The PA has effectively surrendered to Israel and the US, giving up on the struggle to liberate Palestine in exchange for a limited role policing and administering the West Bank. This is widely seen as a betrayal amongst the Palestinian people—a poll published by the Palestinian Centre for Policy and Research in June found that 56 per cent of Palestinians now see the PA as a burden.
PA President Mahmoud Abbas was elected once in 2005, but has refused to hold another election for the last 16 years.
In 2006 his party, Fatah, lost an election to Hamas but managed to keep control in the West Bank with US and Israeli support, while Hamas took control in Gaza.
The recent crackdown dates back to April, when Abbas indefinitely postponed parliamentary elections, once it again became clear his party would lose power. Protests against the PA began almost immediately.
With the cracks in PA’s control beginning to deepen, the regime began to target political dissidents by arresting dozens of journalists, union organisers and other opponents, as well as cracking down on protests and demonstrations.
In May, following Palestinian protests in East Jerusalem over the dispossesion of residents of Sheik Jarrah and a renewed Israeli bombing campaign against Gaza, the PA moved to add its voice to the protests, even supporting the Palestinian general strike that occurred on 18 May.
However it only did so because it felt it was necessary to maintain its own position as the claimed political representative of the Palestinians.
The Palestinian population was rising up across the whole of Palestine—inside Israel’s borders, in East Jerusalem and even in Gaza, where Hamas launched rocket strikes against Israel.

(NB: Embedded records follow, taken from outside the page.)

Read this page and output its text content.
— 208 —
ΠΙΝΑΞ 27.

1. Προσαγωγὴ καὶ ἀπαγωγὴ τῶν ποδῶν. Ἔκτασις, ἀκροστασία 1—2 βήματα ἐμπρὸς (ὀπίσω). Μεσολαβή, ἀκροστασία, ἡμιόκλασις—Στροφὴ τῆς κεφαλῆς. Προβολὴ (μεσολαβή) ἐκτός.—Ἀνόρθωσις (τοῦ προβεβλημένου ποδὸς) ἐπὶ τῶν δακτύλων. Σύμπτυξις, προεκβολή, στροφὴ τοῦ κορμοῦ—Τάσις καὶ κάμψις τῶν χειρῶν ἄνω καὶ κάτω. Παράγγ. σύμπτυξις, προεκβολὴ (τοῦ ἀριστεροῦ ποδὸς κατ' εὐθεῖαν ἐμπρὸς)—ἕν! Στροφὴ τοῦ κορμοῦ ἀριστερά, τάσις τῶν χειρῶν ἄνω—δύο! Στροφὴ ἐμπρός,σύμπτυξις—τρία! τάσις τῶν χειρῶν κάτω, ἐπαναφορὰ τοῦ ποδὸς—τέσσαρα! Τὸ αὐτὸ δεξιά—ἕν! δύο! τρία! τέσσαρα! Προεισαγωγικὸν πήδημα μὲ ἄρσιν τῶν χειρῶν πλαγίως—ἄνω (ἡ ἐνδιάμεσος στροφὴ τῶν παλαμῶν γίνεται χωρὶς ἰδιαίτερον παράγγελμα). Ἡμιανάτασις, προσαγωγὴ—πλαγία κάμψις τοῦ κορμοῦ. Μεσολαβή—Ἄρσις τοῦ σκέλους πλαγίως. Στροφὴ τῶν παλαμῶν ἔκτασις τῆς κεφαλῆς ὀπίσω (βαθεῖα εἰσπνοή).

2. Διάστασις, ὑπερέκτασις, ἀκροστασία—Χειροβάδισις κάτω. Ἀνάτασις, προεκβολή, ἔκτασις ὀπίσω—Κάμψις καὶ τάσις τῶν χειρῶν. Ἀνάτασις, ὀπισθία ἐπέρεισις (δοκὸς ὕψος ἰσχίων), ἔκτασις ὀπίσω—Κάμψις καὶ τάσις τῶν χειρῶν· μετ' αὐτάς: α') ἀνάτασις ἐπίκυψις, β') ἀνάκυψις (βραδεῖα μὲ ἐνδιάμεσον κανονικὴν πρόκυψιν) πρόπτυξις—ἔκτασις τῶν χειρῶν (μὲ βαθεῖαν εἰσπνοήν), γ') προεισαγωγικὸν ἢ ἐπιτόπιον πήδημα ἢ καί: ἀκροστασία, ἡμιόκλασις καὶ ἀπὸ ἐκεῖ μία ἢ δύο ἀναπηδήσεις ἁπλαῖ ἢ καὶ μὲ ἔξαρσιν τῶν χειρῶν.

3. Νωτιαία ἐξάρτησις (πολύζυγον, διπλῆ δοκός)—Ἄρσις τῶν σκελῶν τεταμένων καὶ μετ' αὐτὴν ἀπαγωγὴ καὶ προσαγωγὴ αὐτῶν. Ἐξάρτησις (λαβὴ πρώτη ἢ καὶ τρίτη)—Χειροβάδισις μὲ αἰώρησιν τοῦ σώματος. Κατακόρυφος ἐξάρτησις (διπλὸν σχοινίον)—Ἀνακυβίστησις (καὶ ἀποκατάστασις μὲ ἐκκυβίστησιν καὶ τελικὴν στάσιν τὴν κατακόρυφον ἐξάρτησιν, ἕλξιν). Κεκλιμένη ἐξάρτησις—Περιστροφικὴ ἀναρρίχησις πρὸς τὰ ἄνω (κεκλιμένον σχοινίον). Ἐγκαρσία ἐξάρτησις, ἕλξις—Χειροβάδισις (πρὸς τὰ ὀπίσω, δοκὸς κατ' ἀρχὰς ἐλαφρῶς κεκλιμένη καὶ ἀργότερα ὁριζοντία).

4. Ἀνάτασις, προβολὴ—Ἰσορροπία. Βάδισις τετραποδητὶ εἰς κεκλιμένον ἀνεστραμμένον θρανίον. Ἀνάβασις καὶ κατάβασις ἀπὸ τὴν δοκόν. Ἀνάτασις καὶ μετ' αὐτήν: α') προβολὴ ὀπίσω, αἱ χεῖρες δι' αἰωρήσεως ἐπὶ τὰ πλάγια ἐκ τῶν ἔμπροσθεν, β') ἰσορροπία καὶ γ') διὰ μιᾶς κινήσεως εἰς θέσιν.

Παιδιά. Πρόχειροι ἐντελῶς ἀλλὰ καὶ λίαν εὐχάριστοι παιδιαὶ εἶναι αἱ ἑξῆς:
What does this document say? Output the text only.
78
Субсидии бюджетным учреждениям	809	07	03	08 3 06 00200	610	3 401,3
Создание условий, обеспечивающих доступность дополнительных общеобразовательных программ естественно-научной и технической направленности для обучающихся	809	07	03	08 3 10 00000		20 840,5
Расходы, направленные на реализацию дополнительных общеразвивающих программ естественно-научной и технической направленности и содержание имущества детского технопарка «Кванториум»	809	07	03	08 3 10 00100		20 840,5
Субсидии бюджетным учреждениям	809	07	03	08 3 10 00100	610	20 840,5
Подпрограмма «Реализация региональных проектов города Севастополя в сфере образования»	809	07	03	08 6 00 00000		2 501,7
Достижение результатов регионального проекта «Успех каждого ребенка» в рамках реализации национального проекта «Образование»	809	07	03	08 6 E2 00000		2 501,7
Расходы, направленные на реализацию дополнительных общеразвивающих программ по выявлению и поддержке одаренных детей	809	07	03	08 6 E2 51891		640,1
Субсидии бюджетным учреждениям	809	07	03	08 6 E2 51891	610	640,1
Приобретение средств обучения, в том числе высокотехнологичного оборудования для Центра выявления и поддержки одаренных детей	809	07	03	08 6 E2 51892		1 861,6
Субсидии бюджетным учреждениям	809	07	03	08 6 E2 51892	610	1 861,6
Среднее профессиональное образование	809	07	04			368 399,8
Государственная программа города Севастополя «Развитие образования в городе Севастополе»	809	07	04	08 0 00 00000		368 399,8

Then Israeli airstrikes pounded Gaza, creating more anger, and enormous pressure on the PA to respond. But since the end of the bombing, over 40 Palestinians have been murdered by Israeli forces—and this has been met with silence from the PA. Gaza remains under a brutal Israeli blockade, with unemployment around 50 per cent and almost 70 per cent suffering food insecurity.
Beaten to death
In late June prominent activist Nizar Banat was abducted and beaten to death at the hands of PA police. He had become a thorn in the side of the PA’s rulers, exposing their corruption and railing against the decision to cancel the elections.

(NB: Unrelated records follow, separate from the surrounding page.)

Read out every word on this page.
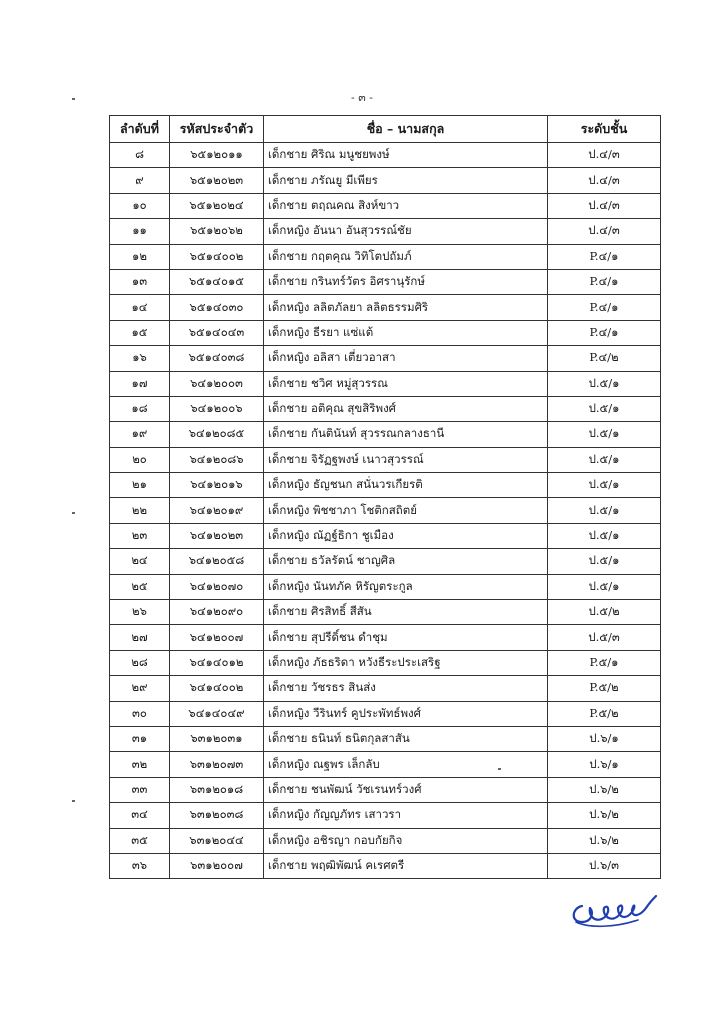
- ๓ -
ลำดับที่	รหัสประจำตัว	ชื่อ – นามสกุล	ระดับชั้น
๘	๖๕๑๒๐๑๑	เด็กชาย ศิริณ มนูชยพงษ์	ป.๔/๓
๙	๖๕๑๒๐๒๓	เด็กชาย ภรัณยู มีเพียร	ป.๔/๓
๑๐	๖๕๑๒๐๒๔	เด็กชาย ตฤณคณ สิงห์ขาว	ป.๔/๓
๑๑	๖๕๑๒๐๖๒	เด็กหญิง อันนา อันสุวรรณ์ชัย	ป.๔/๓
๑๒	๖๕๑๔๐๐๒	เด็กชาย กฤตคุณ วิทิโตปถัมภ์	P.๔/๑
๑๓	๖๕๑๔๐๑๕	เด็กชาย กรินทร์วัตร อิศรานุรักษ์	P.๔/๑
๑๔	๖๕๑๔๐๓๐	เด็กหญิง ลลิตภัลยา ลลิตธรรมศิริ	P.๔/๑
๑๕	๖๕๑๔๐๔๓	เด็กหญิง ธีรยา แซ่แต้	P.๔/๑
๑๖	๖๕๑๔๐๓๘	เด็กหญิง อลิสา เตี่ยวอาสา	P.๔/๒
๑๗	๖๔๑๒๐๐๓	เด็กชาย ชวิศ หมู่สุวรรณ	ป.๕/๑
๑๘	๖๔๑๒๐๐๖	เด็กชาย อติคุณ สุขสิริพงศ์	ป.๕/๑
๑๙	๖๔๑๒๐๘๕	เด็กชาย กันตินันท์ สุวรรณกลางธานี	ป.๕/๑
๒๐	๖๔๑๒๐๘๖	เด็กชาย จิรัฏฐพงษ์ เนาวสุวรรณ์	ป.๕/๑
๒๑	๖๔๑๒๐๑๖	เด็กหญิง ธัญชนก สนั่นวรเกียรติ	ป.๕/๑
๒๒	๖๔๑๒๐๑๙	เด็กหญิง พิชชาภา โชติกสถิตย์	ป.๕/๑
๒๓	๖๔๑๒๐๒๓	เด็กหญิง ณัฏฐ์ธิกา ชูเมือง	ป.๕/๑
๒๔	๖๔๑๒๐๕๘	เด็กชาย ธวัลรัตน์ ชาญศิล	ป.๕/๑
๒๕	๖๔๑๒๐๗๐	เด็กหญิง นันทภัค หิรัญตระกูล	ป.๕/๑
๒๖	๖๔๑๒๐๙๐	เด็กชาย ศิรสิทธิ์ สีสัน	ป.๕/๒
๒๗	๖๔๑๒๐๐๗	เด็กชาย สุปรีดิ์ชน ดำชุม	ป.๕/๓
๒๘	๖๔๑๔๐๑๒	เด็กหญิง ภัธธริดา หวังธีระประเสริฐ	P.๕/๑
๒๙	๖๔๑๔๐๐๒	เด็กชาย วัชรธร สินส่ง	P.๕/๒
๓๐	๖๔๑๔๐๔๙	เด็กหญิง วีรินทร์ คูประพัทธ์พงศ์	P.๕/๒
๓๑	๖๓๑๒๐๓๑	เด็กชาย ธนินท์ ธนิตกุลสาสัน	ป.๖/๑
๓๒	๖๓๑๒๐๗๓	เด็กหญิง ณฐพร เล็กลับ	ป.๖/๑
๓๓	๖๓๑๒๐๑๘	เด็กชาย ชนพัฒน์ วัชเรนทร์วงศ์	ป.๖/๒
๓๔	๖๓๑๒๐๓๘	เด็กหญิง กัญญภัทร เสาวรา	ป.๖/๒
๓๕	๖๓๑๒๐๔๔	เด็กหญิง อชิรญา กอบกัยกิจ	ป.๖/๒
๓๖	๖๓๑๒๐๐๗	เด็กชาย พฤฒิพัฒน์ คเรศตรี	ป.๖/๓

In response, protestors took to the streets in the West Bank city of Ramallah and were again met with repression.
His killing has only served to inspire further protests and unrest, despite the frequent demonstrations in Ramallah always being met with disproportionate, extreme violence from both police and PA supporters.
It is clear that the PA is more than happy to employ the same brutality it criticised Israel for less than six months ago in order to quash popular protest.

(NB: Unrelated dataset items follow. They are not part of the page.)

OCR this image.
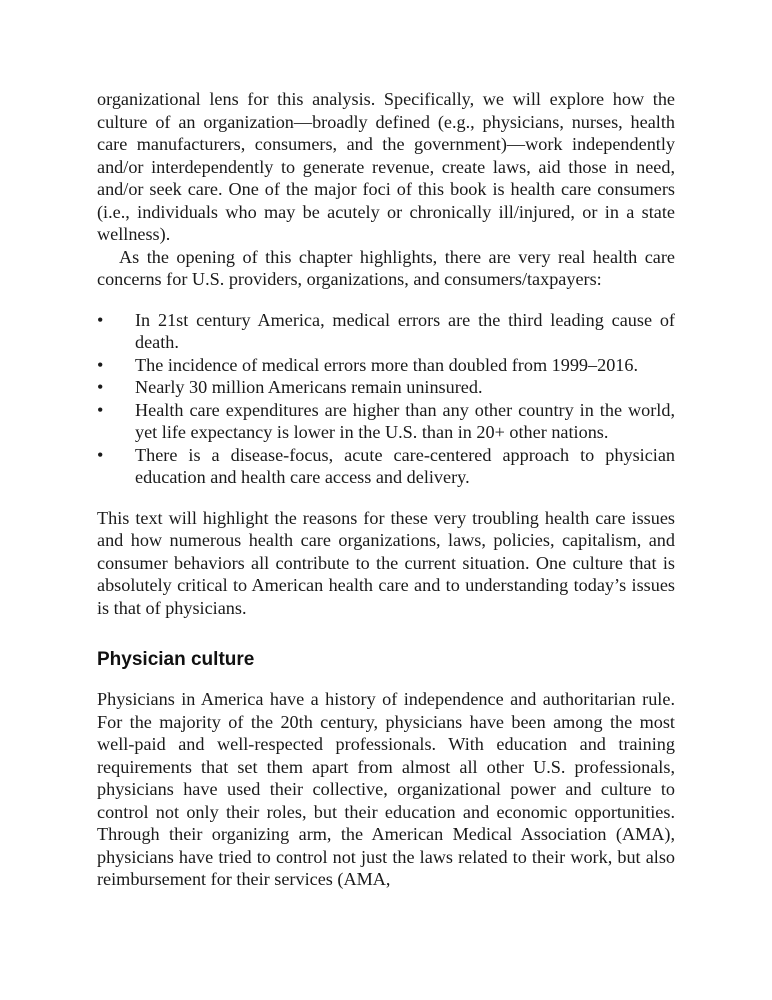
organizational lens for this analysis. Specifically, we will explore how the culture of an organization—broadly defined (e.g., physicians, nurses, health care manufacturers, consumers, and the government)—work independently and/or interdependently to generate revenue, create laws, aid those in need, and/or seek care. One of the major foci of this book is health care consumers (i.e., individuals who may be acutely or chronically ill/injured, or in a state wellness).

As the opening of this chapter highlights, there are very real health care concerns for U.S. providers, organizations, and consumers/taxpayers:

• In 21st century America, medical errors are the third leading cause of death.
• The incidence of medical errors more than doubled from 1999–2016.
• Nearly 30 million Americans remain uninsured.
• Health care expenditures are higher than any other country in the world, yet life expectancy is lower in the U.S. than in 20+ other nations.
• There is a disease-focus, acute care-centered approach to physician education and health care access and delivery.

This text will highlight the reasons for these very troubling health care issues and how numerous health care organizations, laws, policies, capitalism, and consumer behaviors all contribute to the current situation. One culture that is absolutely critical to American health care and to understanding today’s issues is that of physicians.

Physician culture

Physicians in America have a history of independence and authoritarian rule. For the majority of the 20th century, physicians have been among the most well-paid and well-respected professionals. With education and training requirements that set them apart from almost all other U.S. professionals, physicians have used their collective, organizational power and culture to control not only their roles, but their education and economic opportunities. Through their organizing arm, the American Medical Association (AMA), physicians have tried to control not just the laws related to their work, but also reimbursement for their services (AMA,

However despite rising opposition, the PA may have been thrown a lifeline, after Israel agreed on 30 August to provide the PA with over $200 million toward strengthening their grip on the West Bank. Such a payment is aimed to ensure the ongoing suppression of Palestinian dissent and, perhaps more importantly for Israel, prevent Hamas from gaining political ground.
There should be little doubt that the PA is far from the legitimate representative of the Palestinian people.
There is no justification for continuing to postpone democratic elections. But there is now widespread disillusionment among the Palestinians at both major political factions, in Hamas as well as Fatah.
The recent wave of protests saw a new younger generation of Palestinian activists, like Mohammed El-Kurd from Sheikh Jarrah, reach a global audience for the ongoing Palestinian struggle.
Palestinians continue to resist despite decades of Israeli dispossession, occupation and oppression, backed up by Western imperialism. Solidarity from workers and ordinary people across the Arab world and beyond are the key to winning liberation.